If the median is larger than the mean, that means there must be some very small numbers weighing the mean down.

If the median is smaller than the mean, the opposite must be true: some large values are making the mean larger.

If the mean and median are close to the same number, we can assume a relatively even distribution sometimes. However, we cannot guarantee this.

Mode

The mode of a set of numbers is the most common value. If there are multiple that are just as common, they are all considered modes. The mode, and the number of values that are equal to the mode, can tell us some information as well.

Range

The range of a set of numbers is the difference between the largest and smallest value. This tells us how wide our distribution is (roughly), though it doesn't tell us any information about how values are distributed between these points.

Check your understanding: Go to random.org and flip 10 coins, keeping track of the number of heads that come up in the 10 flips. Do this at least 10 times, recording the numbers, then calculate the mean, median, mode, and range.

Check your answer

I preformed this 20 times, getting the following results:

5, 4, 7, 3, 6, 3, 7, 8, 6, 6, 4, 3, 7, 5, 7, 5, 5, 5, 5, 8

Mean: 5.45

Median: 5

Mode: 5

Range: 5

These were remarkably consistent for me, but see what you find!

Law of Large Numbers

Chapter 8

The Law of Large Numbers is a probability theorem that is very useful for statistics. There's a lot of mathematical terms in this theorem that I don't expect you to fully comprehend, but the big picture is important.

This theorem basically states if you have a process that happens many times (a large number of times), the mean of the values should be equal to the expected value generated probabilistically. Larger numbers should have means that get closer and closer to the expected value.

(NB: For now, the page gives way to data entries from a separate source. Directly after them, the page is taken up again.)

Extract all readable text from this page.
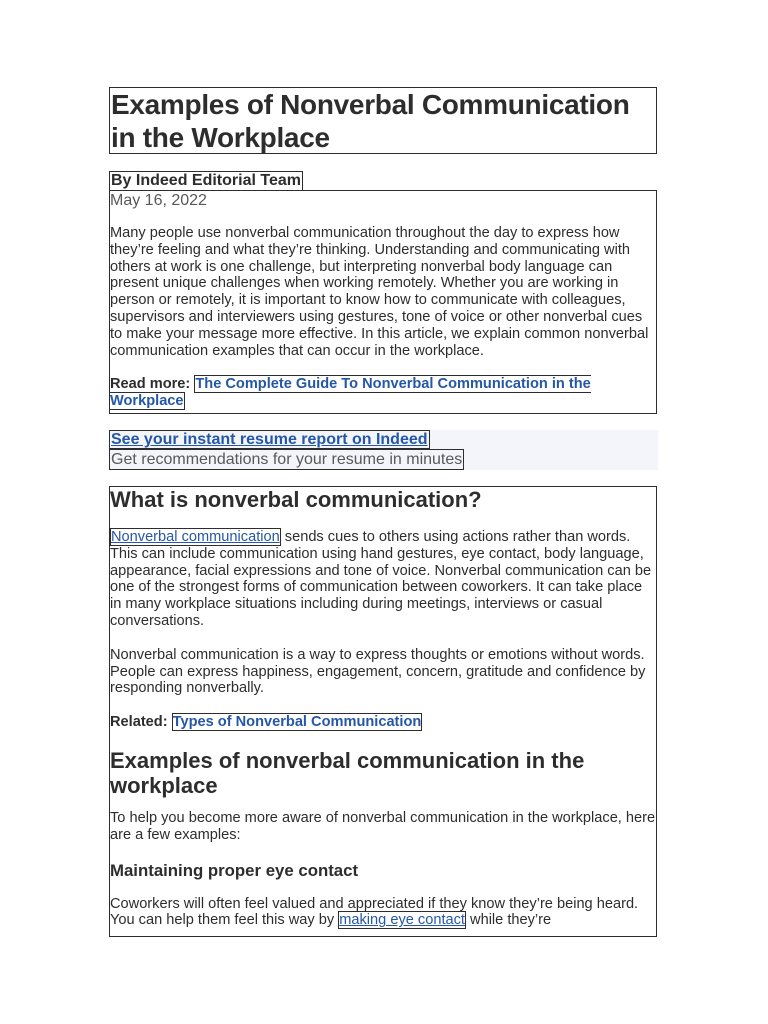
Examples of Nonverbal Communication in the Workplace
By Indeed Editorial Team

May 16, 2022

Many people use nonverbal communication throughout the day to express how they’re feeling and what they’re thinking. Understanding and communicating with others at work is one challenge, but interpreting nonverbal body language can present unique challenges when working remotely. Whether you are working in person or remotely, it is important to know how to communicate with colleagues, supervisors and interviewers using gestures, tone of voice or other nonverbal cues to make your message more effective. In this article, we explain common nonverbal communication examples that can occur in the workplace.

Read more: The Complete Guide To Nonverbal Communication in the Workplace

See your instant resume report on Indeed
Get recommendations for your resume in minutes
What is nonverbal communication?

Nonverbal communication sends cues to others using actions rather than words. This can include communication using hand gestures, eye contact, body language, appearance, facial expressions and tone of voice. Nonverbal communication can be one of the strongest forms of communication between coworkers. It can take place in many workplace situations including during meetings, interviews or casual conversations.

Nonverbal communication is a way to express thoughts or emotions without words. People can express happiness, engagement, concern, gratitude and confidence by responding nonverbally.

Related: Types of Nonverbal Communication

Examples of nonverbal communication in the workplace

To help you become more aware of nonverbal communication in the workplace, here are a few examples:

Maintaining proper eye contact

Coworkers will often feel valued and appreciated if they know they’re being heard. You can help them feel this way by making eye contact while they’re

Think about it: Try using the random.org coin flipper or dice roller 5, 10, 20, and 50 times (you can just do 50 times and use the first 5, 10, 20 values). Find the mean of each of these sets of numbers. How close is each to the true expected value?

Confidence Intervals

Confidence intervals are another statistical tool which provides a range of values that you expect the result of an event to fall between. If this sounds familiar, it should be, as it was in the Central Limit Theorem video!

Confidence intervals are usually 95% or 99% based on the standard deviation of the normal distribution, though other values can be made using integration or specific tables.

These confidence intervals simply state an interval, then the confidence level (percent likelihood) that a new value will fall in this range.

Calculating these is a bit beyond the scope of this course, but there are tons of resources on this topic, and if you'd like to do a project on statistics, this may be a topic you could discuss!